Of all the playoff QBs, Manning is riding the highest. He's the league MVP, he just broke the single-season TD pass record, and most recently, his Colts just thrashed the Broncos last Sunday. However...... The Patriots are right where they want to be- at home, seemingly vulnerable, and completely in Manning's head. Plus, Belicheck's been preparing for the Indy offense for the last three weeks. (Yes, I know New England played Frisco two weeks ago, and No, I don't think they bothered preparing for them. That'd be like preparing for the GED) If Manning can go into Foxboro and finally knock out the Patriots, he'll go from "Great Quarterback" to "Horse-faced Superstar". If he can't, well, he'll suddenly take on the existential appearance of Mr. Ed being ridden by a gorilla as another great season once again ends in disappointment.
My hunch: Colts win, Dillion sulks, Patriot Empire begins its' collapse.

McNabb's plight is a little different than Manning's. During the Eagles run of four straight NFC Championship game losses, Donnie Mac has been hindered by a serious lack of offensive talent around him. Watching the Philly offense the last few years has been like watching the movie Suicide Kings. Decent story, good writing, Christopher Walken......and a bunch of crap as a supporting cast. A half hour into the movie, you can't help but wonder when another talented actor is going to come on screen and help Chris Walken out. In Suicide Kings, the help never comes. In Philly, T.O. came. And then he went. He's on the sidelines with a broken leg and now McNabb is left with yet another set of crappy wideouts and has to somehow find a way to make it work this time. If he does, he's the best thing in Philly since Ron Jaworski and cheesesteaks. If he doesn't, well, his monkey will start hitting him in the back of the head with cans of Chunky Banana and Poo Soup.
My hunch: Eagles lose, Mama McNabb consoles with some soup and lap dances, and two ferrets jump out of Randy Moss' hair during a postgame interview.

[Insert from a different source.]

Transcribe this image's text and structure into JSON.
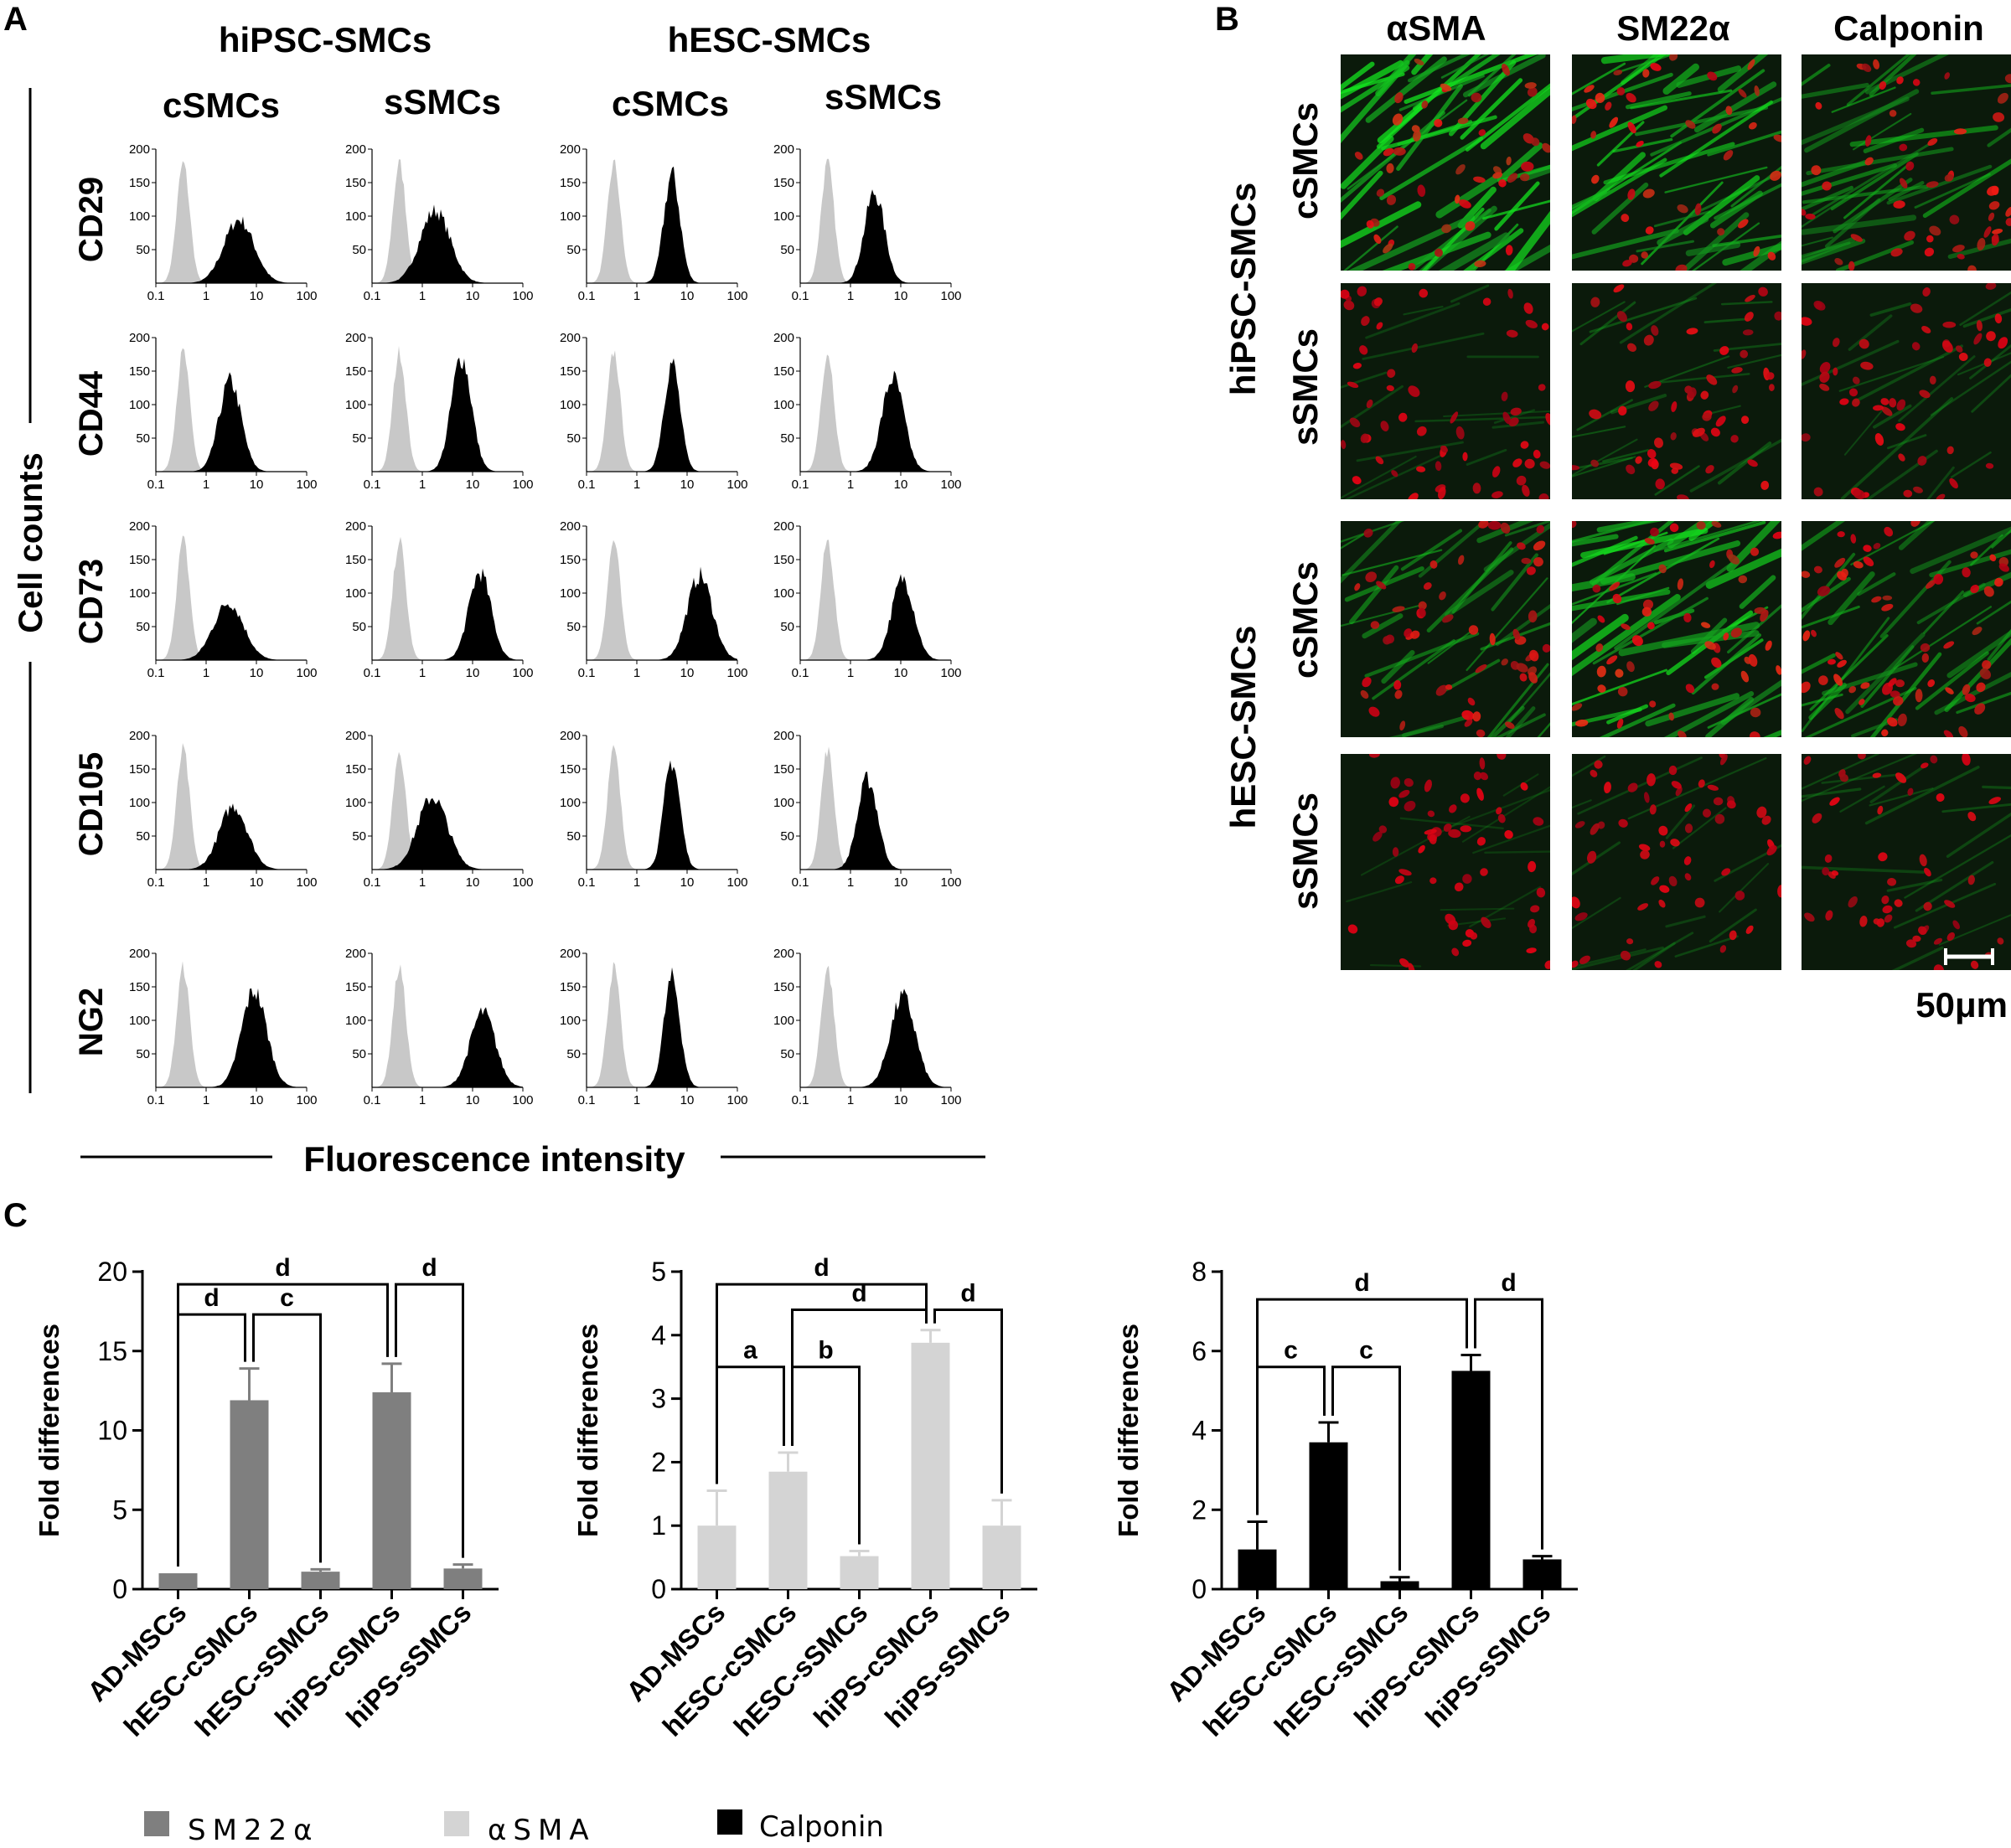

Then there's Michael, excuse me, Mike Vick. Mike apparently needs to throw the ball more. I hear that he needs to throw more effectively, more accurately, more efficiently, and more while in the pocket. Honestly, I don't know why. I mean, the man is as elusive as a chicken in a courtyard and he's as fast as a cheetah with a rocket firing out of its' ass. So I don't know why he really needs to throw at all. But if the Falcons lose and he doesn't throw the ball well, even if he runs for 300 yards, people are going to point to the lack of passing yards. And they will continue to do so until he can prove otherwise. This weekend, he's got Mrs. Doubtfire's Rams coming into the Georgia Dome. Not a powerhouse defense by any stretch of the imagination, so he's got a good chance to shake, I mean shock his monkey. If he does, he quickly becomes the hands-down best player in the league and the ultimate Create-a-Player in Madden 2005 without having to actually create him . But if he doesn't, his monkey's going to start some rythmic spine-humping that will systematically start wearing down his knees and his will to live.
My hunch: Vicks runs, Vick throws, Vick wins, Mrs. Doubtfire goes shopping for some more support hose.

Monkeys. We all got 'em. We all got at least one that we need to get off of our backs and out of our hair and to stop flinging poo at us. Mine? Mine is indeed heavy, smelly, and sex-starved. But it has long arms & often gives me a courtesy reach-around. I call her Mama Squints. What do you call yours?